Un giovane fiorentino: infanzia e formazione di un artista nel ‘400
Ultimo dei quattro figli di Mariano Filipepi e Smeralda, Sandro cresce tra la casa in Via della Vigna Nuova e la bottega di famiglia nel quartiere di Santo Spirito. Il padre è conciatore e, sebbene non sia ricco, riesce comunque a mantenere degnamente la famiglia. Ancora molto giovane non mostra una grande attitudine allo studio e il padre decide di mandarlo a bottega da un suo amico orafo, formazione tipica di molti artisti fiorentini del tempo. Il Vasari nelle sue Vite riporta che in quegli anni il giovane comincia a mostrare un certo talento per il disegno, così, intorno al 1461, viene mandato a continuare i propri studi presso il celebre pittore Filippo Lippi. Il suo secondo maestro è Andrea del Verrocchio, artista illustre che formerà anche Leonardo da Vinci. Nella Madonna del Roseto, realizzata a 25 anni nel 1470 e oggi esposta nella Galleria degli Uffizi, possiamo notare la fusione degli stili dei due grandi mentori: il chiaroscuro è netto e profondo, caratteristica tipica della bottega del Verrocchio, mentre il volto di Maria, dolce e morbido, è assolutamente eredità del Lippi.
Botticelli e i Medici
Ma è soltanto nel 1475 che l’artista, ormai trentenne, riceve la prima commissione da parte di Lorenzo de’ Medici. Si tratta di uno stendardo, oggi perduto, raffigurante la dea Minerva. L’opera è destinata al fratello di Lorenzo, l’affascinante Giuliano, in occasione della Giostra di Santa Croce immortalata dal poeta Agnolo Poliziano nelle sue Stanze. Può sembrare opera di poco conto, ma permette a Botticelli di entrare nella cerchia medicea. È questo nuovo ambiente cortese che gli fornirà le ispirazioni per i suoi dipinti più famosi. Già nel 1476 realizza una grande pala per i suoi nuovi committenti: l’Adorazione dei Magi. L’opera è una vera e propria glorificazione della famiglia Medici. Tutti i personaggi principali sono membri di questa illustre casata: Cosimo con i figli Piero e Giovanni come i Re Magi, Lorenzo e Giuliano assistono dalla folla all’elargizione dei doni. Ci troviamo già davanti ad un dipinto rivoluzionario.
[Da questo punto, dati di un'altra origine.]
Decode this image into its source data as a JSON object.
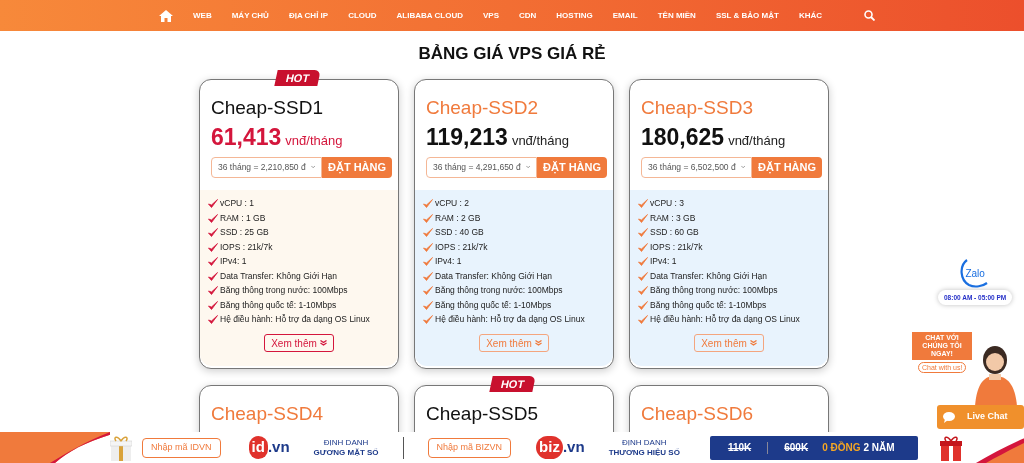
{
  "nav": {
    "items": [
      "WEB",
      "MÁY CHỦ",
      "ĐỊA CHỈ IP",
      "CLOUD",
      "ALIBABA CLOUD",
      "VPS",
      "CDN",
      "HOSTING",
      "EMAIL",
      "TÊN MIỀN",
      "SSL & BẢO MẬT",
      "KHÁC"
    ]
  },
  "heading": "BẢNG GIÁ VPS GIÁ RẺ",
  "plans": [
    {
      "name": "Cheap-SSD1",
      "hot": true,
      "badge": "HOT",
      "price": "61,413",
      "unit": "vnđ/tháng",
      "term": "36 tháng = 2,210,850 đ",
      "order": "ĐẶT HÀNG",
      "features": [
        "vCPU : 1",
        "RAM : 1 GB",
        "SSD : 25 GB",
        "IOPS : 21k/7k",
        "IPv4: 1",
        "Data Transfer: Không Giới Hạn",
        "Băng thông trong nước: 100Mbps",
        "Băng thông quốc tế: 1-10Mbps",
        "Hệ điều hành: Hỗ trợ đa dạng OS Linux"
      ],
      "more": "Xem thêm"
    },
    {
      "name": "Cheap-SSD2",
      "hot": false,
      "price": "119,213",
      "unit": "vnđ/tháng",
      "term": "36 tháng = 4,291,650 đ",
      "order": "ĐẶT HÀNG",
      "features": [
        "vCPU : 2",
        "RAM : 2 GB",
        "SSD : 40 GB",
        "IOPS : 21k/7k",
        "IPv4: 1",
        "Data Transfer: Không Giới Hạn",
        "Băng thông trong nước: 100Mbps",
        "Băng thông quốc tế: 1-10Mbps",
        "Hệ điều hành: Hỗ trợ đa dạng OS Linux"
      ],
      "more": "Xem thêm"
    },
    {
      "name": "Cheap-SSD3",
      "hot": false,
      "price": "180,625",
      "unit": "vnđ/tháng",
      "term": "36 tháng = 6,502,500 đ",
      "order": "ĐẶT HÀNG",
      "features": [
        "vCPU : 3",
        "RAM : 3 GB",
        "SSD : 60 GB",
        "IOPS : 21k/7k",
        "IPv4: 1",
        "Data Transfer: Không Giới Hạn",
        "Băng thông trong nước: 100Mbps",
        "Băng thông quốc tế: 1-10Mbps",
        "Hệ điều hành: Hỗ trợ đa dạng OS Linux"
      ],
      "more": "Xem thêm"
    },
    {
      "name": "Cheap-SSD4",
      "hot": false
    },
    {
      "name": "Cheap-SSD5",
      "hot": true,
      "badge": "HOT"
    },
    {
      "name": "Cheap-SSD6",
      "hot": false
    }
  ],
  "zalo": {
    "logo": "Zalo",
    "hours": "08:00 AM - 05:00 PM"
  },
  "chat": {
    "bubble": "CHAT VỚI CHÚNG TÔI NGAY!",
    "tag": "Chat with us!",
    "button": "Live Chat"
  },
  "banner": {
    "code_1": "Nhập mã IDVN",
    "logo_1": {
      "main": "id",
      ".vn": ".vn"
    },
    "tagline_1": [
      "ĐỊNH DANH",
      "GƯƠNG MẶT SỐ"
    ],
    "code_2": "Nhập mã BIZVN",
    "logo_2": {
      "main": "biz",
      ".vn": ".vn"
    },
    "tagline_2": [
      "ĐỊNH DANH",
      "THƯƠNG HIỆU SỐ"
    ],
    "promo": {
      "old_1": "110K",
      "old_2": "600K",
      "free": "0 ĐỒNG",
      "term": "2 NĂM"
    }
  }
}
Non solo la scena sacra è intrisa di significati politici, con i potenti del mondo secolare rappresentati come attori di rilievo nell’episodio biblico, ma la struttura stessa dell’opera rompe gli schemi della tradizione precedente. Per la prima volta la Sacra Famiglia è rappresentata al centro, apice di una piramide immaginaria che ha la propria base nei Medici e i loro conoscenti, donando una visione frontale fortemente contrapposta a quella laterale tipicamente medievale.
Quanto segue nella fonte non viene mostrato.